Кое-как охотника Австрийского успокоили, отпоили водой из фляжки. Подобрали и принесли засыпанное мокрой землей грозное оружие. Изредка Арчибальд еще дергался, потом затих и уснул на чьей-то расстеленной куртке. Геологи сходили наверх за рюкзаками и возвратились в долину. Некоторое время они сидели рядом со спящим, сочувственно вздыхали и качали головами. Потом Арчибальда Австрийского разбудили и помогли добраться своим ходом до базы.

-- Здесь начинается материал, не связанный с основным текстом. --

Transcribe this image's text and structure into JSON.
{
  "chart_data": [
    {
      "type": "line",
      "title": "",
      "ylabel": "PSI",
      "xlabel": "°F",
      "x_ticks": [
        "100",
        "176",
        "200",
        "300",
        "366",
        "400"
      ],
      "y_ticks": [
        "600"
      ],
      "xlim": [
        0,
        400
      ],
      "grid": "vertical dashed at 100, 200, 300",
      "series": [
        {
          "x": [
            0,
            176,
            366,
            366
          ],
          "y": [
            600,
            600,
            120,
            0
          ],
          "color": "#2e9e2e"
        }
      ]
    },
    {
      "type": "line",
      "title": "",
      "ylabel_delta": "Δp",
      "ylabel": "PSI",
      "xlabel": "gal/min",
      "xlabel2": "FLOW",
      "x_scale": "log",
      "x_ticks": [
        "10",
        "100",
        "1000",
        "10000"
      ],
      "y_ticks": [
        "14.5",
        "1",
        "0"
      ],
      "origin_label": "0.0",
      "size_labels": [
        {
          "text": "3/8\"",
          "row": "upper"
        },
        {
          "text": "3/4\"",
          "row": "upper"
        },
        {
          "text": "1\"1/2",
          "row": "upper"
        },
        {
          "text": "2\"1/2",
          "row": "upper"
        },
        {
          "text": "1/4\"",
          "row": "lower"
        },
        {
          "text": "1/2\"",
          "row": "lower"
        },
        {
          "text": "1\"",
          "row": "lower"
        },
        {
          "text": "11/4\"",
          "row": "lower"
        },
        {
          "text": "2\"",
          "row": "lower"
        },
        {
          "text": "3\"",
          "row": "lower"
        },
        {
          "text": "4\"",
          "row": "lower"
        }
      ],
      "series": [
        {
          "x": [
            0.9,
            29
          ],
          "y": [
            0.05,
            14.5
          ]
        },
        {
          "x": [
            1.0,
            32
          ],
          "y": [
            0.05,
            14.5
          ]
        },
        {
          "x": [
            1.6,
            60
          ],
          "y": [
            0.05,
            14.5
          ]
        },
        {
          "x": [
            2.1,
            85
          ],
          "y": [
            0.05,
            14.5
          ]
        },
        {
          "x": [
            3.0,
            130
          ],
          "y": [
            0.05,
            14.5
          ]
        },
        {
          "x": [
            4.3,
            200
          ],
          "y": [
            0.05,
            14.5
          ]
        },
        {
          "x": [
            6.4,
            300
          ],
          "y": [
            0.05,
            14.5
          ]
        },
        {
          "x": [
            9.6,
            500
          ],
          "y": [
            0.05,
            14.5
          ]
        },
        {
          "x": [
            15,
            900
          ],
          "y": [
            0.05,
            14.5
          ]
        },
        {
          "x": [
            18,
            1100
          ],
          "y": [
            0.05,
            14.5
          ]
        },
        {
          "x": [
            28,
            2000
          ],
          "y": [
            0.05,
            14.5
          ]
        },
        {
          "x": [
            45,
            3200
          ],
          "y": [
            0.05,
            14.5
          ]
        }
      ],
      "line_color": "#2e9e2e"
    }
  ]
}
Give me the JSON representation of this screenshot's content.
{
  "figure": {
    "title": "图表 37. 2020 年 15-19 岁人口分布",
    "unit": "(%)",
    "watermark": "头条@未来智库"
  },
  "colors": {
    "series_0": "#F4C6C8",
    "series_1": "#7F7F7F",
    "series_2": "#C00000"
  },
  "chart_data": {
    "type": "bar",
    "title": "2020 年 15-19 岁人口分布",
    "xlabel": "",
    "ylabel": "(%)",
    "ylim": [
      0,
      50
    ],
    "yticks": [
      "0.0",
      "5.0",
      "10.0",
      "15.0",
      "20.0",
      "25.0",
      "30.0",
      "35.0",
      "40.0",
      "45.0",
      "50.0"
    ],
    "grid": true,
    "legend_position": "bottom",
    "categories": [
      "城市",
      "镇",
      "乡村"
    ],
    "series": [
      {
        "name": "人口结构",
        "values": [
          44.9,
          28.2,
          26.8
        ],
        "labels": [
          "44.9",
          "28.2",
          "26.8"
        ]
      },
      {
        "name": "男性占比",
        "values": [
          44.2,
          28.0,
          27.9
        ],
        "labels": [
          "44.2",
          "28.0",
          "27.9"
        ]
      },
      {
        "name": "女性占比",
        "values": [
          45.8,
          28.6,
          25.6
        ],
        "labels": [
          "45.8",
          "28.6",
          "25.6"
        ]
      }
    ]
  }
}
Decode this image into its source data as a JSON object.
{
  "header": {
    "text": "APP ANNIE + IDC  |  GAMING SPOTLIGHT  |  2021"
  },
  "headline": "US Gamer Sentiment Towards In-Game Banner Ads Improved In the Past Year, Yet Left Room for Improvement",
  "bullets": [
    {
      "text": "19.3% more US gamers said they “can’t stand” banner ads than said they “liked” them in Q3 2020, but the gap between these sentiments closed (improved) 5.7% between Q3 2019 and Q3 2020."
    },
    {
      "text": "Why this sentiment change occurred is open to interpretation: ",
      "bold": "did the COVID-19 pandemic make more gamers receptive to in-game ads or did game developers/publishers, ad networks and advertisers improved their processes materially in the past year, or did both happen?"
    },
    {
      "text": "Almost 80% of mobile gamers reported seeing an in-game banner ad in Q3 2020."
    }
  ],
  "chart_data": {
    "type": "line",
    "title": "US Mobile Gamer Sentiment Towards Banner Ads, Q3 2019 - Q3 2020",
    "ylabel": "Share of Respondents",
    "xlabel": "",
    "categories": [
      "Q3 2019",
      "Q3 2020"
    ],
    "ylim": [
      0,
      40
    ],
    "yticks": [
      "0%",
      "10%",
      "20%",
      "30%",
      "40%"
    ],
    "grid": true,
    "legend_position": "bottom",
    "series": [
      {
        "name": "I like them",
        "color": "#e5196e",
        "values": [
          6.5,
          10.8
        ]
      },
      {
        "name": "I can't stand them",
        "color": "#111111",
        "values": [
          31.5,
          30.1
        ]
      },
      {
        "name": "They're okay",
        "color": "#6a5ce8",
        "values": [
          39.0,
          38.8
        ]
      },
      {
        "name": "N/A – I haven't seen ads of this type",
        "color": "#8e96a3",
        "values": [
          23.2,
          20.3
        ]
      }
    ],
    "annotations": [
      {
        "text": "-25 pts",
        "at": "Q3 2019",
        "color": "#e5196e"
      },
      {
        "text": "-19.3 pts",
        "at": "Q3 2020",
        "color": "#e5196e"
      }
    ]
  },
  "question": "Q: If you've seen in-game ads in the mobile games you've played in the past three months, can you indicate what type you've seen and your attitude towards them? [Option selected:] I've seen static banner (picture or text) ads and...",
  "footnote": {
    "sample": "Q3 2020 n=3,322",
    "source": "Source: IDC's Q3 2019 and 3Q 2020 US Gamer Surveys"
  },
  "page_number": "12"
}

На следующий день задул северный ветер и разразился дождь. Лагерные собаки, как и положено им в такую погоду, спрятались под пологи палаток. Один лишь великий охотник, вскинув на плечо футляр с бесполезным теперь ремингтоном, ушел из лагеря в неизвестность, из которой неделю назад и прибыл.

Вендетта

Этот кровавый обычай зародился, как говорят знатоки, на островах Сардиния и Корсика. Потом потихоньку перебрался и в континентальную Европу. Хотя кровожадность современных мстителей несколько поубавилась. И если в свое время на Сардинии, а также и на Корсике, резали кого ни попадя и всех подряд, то в наших краях с более прохладным климатом начали подходить к вопросу использования вендетты в личных целях более избирательно и гуманно.